The devil of “transitory” might be in the detail.

Talk of price inflation is everywhere now. Base effects from a year ago mean that readings of changes in consumer prices have jumped markedly. But some people are pointing to other statistics which might warn of future accelerating price inflation. Delivery times for suppliers are at the highest level since 1974 in the U.S., reflecting bottlenecks in supply chains; and many businesses are finding a shortage of labor, meaning that existing labor costs are exhibiting upward pressure. The big debate over the next three months is going to be whether this upsurge in consumer price inflation is “transitory” or not. Well, we might be able to discern a clue from the Commodity Research Bureau (CRB) index that it will prove to be transitory.

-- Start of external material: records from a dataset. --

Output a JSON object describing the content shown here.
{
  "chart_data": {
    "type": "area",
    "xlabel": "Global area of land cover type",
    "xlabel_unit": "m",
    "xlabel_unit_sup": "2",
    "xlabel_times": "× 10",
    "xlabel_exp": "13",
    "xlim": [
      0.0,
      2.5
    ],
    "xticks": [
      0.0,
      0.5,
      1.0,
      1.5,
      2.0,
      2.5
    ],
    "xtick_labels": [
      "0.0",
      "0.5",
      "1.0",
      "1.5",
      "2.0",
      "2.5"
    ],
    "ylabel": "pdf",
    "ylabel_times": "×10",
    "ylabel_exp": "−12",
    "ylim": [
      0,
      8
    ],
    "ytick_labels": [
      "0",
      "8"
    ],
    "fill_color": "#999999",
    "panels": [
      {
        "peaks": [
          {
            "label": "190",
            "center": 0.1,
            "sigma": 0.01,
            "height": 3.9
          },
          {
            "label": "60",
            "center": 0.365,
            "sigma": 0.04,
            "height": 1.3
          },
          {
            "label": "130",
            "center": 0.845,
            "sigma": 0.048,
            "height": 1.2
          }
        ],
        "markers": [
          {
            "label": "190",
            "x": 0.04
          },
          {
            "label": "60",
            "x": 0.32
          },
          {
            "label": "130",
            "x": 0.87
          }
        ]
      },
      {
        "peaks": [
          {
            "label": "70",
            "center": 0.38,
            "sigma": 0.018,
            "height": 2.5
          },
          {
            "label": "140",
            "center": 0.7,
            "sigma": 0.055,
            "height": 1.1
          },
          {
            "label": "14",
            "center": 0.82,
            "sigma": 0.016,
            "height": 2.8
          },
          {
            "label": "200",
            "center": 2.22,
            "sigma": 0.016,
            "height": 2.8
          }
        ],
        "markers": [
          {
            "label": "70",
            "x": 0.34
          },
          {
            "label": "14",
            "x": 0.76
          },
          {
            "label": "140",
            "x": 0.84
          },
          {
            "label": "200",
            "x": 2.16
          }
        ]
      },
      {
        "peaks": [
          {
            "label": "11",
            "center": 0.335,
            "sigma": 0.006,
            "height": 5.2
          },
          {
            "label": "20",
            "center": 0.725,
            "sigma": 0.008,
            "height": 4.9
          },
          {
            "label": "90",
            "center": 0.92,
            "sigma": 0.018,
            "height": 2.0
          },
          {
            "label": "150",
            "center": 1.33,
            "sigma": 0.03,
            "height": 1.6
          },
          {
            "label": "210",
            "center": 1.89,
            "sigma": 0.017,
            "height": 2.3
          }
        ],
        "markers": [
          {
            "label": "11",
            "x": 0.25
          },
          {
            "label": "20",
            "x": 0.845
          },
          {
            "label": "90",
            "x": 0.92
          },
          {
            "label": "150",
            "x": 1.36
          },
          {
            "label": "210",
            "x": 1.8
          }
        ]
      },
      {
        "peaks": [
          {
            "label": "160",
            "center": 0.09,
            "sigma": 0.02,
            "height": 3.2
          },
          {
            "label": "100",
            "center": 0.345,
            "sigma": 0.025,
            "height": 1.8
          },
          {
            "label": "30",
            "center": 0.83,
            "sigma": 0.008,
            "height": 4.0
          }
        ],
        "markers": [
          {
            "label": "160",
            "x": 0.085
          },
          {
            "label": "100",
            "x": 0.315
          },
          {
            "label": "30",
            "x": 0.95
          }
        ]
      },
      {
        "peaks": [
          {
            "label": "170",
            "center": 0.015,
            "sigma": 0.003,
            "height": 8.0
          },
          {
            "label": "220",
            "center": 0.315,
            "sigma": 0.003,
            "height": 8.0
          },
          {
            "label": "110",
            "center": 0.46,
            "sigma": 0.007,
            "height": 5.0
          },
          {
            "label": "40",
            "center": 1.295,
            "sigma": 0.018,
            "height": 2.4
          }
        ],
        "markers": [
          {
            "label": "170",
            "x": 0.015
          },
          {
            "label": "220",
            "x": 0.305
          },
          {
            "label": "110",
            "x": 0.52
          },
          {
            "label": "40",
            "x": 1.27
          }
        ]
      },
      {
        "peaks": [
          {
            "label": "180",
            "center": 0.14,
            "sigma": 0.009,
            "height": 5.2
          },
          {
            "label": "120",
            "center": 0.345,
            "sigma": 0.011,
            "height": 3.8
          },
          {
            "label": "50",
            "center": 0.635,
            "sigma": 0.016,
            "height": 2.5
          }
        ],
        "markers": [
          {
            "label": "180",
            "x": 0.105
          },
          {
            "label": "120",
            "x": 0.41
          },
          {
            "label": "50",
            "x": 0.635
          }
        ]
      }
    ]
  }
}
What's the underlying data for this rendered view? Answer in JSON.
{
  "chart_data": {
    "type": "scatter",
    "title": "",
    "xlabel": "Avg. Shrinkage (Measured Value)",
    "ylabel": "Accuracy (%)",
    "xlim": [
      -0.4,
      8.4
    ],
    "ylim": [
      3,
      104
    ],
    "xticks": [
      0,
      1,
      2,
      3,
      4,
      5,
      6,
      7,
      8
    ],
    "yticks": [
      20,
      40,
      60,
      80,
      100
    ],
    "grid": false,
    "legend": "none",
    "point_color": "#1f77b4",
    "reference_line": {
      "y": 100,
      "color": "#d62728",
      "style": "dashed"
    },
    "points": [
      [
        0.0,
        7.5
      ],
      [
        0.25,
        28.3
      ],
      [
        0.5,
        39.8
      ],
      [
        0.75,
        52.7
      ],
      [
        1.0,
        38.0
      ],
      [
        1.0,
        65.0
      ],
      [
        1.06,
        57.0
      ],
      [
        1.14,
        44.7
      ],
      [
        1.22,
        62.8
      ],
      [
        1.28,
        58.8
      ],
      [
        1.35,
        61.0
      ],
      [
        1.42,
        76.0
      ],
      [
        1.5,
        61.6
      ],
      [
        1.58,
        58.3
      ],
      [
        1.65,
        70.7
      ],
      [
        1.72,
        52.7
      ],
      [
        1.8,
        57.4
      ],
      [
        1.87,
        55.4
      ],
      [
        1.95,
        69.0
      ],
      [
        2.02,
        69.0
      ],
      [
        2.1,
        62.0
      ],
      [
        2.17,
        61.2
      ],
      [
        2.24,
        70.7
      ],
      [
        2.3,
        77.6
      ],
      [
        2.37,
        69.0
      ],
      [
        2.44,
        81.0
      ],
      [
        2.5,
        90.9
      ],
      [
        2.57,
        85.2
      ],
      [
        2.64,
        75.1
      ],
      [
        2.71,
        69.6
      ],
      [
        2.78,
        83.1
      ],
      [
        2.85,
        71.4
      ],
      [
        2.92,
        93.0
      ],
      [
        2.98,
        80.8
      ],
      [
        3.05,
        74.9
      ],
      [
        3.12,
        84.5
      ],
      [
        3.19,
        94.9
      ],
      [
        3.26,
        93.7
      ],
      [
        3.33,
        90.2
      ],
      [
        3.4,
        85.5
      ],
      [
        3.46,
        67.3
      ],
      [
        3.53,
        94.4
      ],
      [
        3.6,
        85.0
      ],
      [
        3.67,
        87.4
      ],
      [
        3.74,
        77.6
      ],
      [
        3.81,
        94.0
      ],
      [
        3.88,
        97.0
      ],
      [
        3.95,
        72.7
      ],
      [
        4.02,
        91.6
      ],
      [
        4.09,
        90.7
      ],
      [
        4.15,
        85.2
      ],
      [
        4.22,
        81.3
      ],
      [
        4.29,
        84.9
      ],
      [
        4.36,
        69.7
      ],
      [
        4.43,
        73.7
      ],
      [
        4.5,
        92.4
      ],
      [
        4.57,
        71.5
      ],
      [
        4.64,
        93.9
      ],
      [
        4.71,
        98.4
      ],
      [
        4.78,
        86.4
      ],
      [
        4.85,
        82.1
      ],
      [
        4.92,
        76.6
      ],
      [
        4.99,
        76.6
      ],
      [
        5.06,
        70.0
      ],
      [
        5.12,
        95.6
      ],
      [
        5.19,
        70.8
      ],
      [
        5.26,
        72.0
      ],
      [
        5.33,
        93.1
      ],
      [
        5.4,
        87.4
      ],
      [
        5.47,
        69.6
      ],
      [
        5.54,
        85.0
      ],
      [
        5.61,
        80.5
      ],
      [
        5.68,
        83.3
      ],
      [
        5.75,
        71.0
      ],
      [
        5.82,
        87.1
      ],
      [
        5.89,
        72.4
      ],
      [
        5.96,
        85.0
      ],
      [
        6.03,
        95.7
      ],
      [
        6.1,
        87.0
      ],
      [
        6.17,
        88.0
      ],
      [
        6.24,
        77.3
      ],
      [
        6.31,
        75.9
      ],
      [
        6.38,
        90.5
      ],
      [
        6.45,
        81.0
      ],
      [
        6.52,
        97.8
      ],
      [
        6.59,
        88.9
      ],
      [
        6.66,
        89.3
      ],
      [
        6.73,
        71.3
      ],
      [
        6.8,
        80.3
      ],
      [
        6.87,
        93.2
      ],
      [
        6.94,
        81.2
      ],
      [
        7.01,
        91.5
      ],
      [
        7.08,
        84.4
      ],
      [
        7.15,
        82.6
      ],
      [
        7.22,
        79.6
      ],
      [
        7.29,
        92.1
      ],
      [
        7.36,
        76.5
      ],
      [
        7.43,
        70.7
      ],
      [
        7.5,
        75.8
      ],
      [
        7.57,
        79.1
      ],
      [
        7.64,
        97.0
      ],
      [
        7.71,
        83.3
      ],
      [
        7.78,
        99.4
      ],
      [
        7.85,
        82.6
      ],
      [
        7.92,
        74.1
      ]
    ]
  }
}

R.N. Elliott was an accountant by profession which is why his empirical study of stock market data produced his very detailed discovery of the Wave Principle. When we apply some of the Wave Principle’s detail to charts, we can sometimes gain an edge.

The chart below shows a clear five-wave advance in the CRB index since its 2020 low. When such a structure appears, the question always remains in the back of the analyst’s mind as to whether wave 3, itself, might be extending, meaning that the advance is only halfway done. Two pieces of evidence suggest otherwise.

Note that under Elliott’s objective rules, wave 3 of an impulse wave can never be the shortest wave, preferably whether calculated on arithmetic or percentage terms. In this case, arithmetically, wave 3 is longer than wave 1.But in percentage terms (as viewed on log scale), it is shorter than wave 1. As such, we’d prefer to see wave 5 end before reaching 250.7.

Note also that wave 4 retraced 0.2308 of wave 3, very close to the Fibonacci ratio of 0.236 which often marks a fourth-wave retracement. If this is correct, then, wave 5 is in operation just now and, when complete, will result in a corrective decline in the price of commodities. If the entire advance from the 2020 low is to be labelled as wave (1) of an even bigger advance, the retracement in price during wave (2) could be quite dramatic. Second-wave declines often make people think that the old bear market is back.

So, this evidence would suggest that perhaps the current surge in consumer price inflation will prove to be transitory. However, if the CRB index does decline in a second wave, that transitory may become a bit more permanent in 2022.

Meanwhile, with regards to actual (i.e., monetary) inflation and deflation, the Federal Reserve announced this week that it will be winding down its support for corporate bonds by starting to sell its holdings, bought last year as part of its Secondary Market Corporate Credit Facility (SMCCF). The rate of increase in the Fed’s balance sheet has been slowing (disinflation). Deflation (a shrinking of the balance sheet) seems inevitable.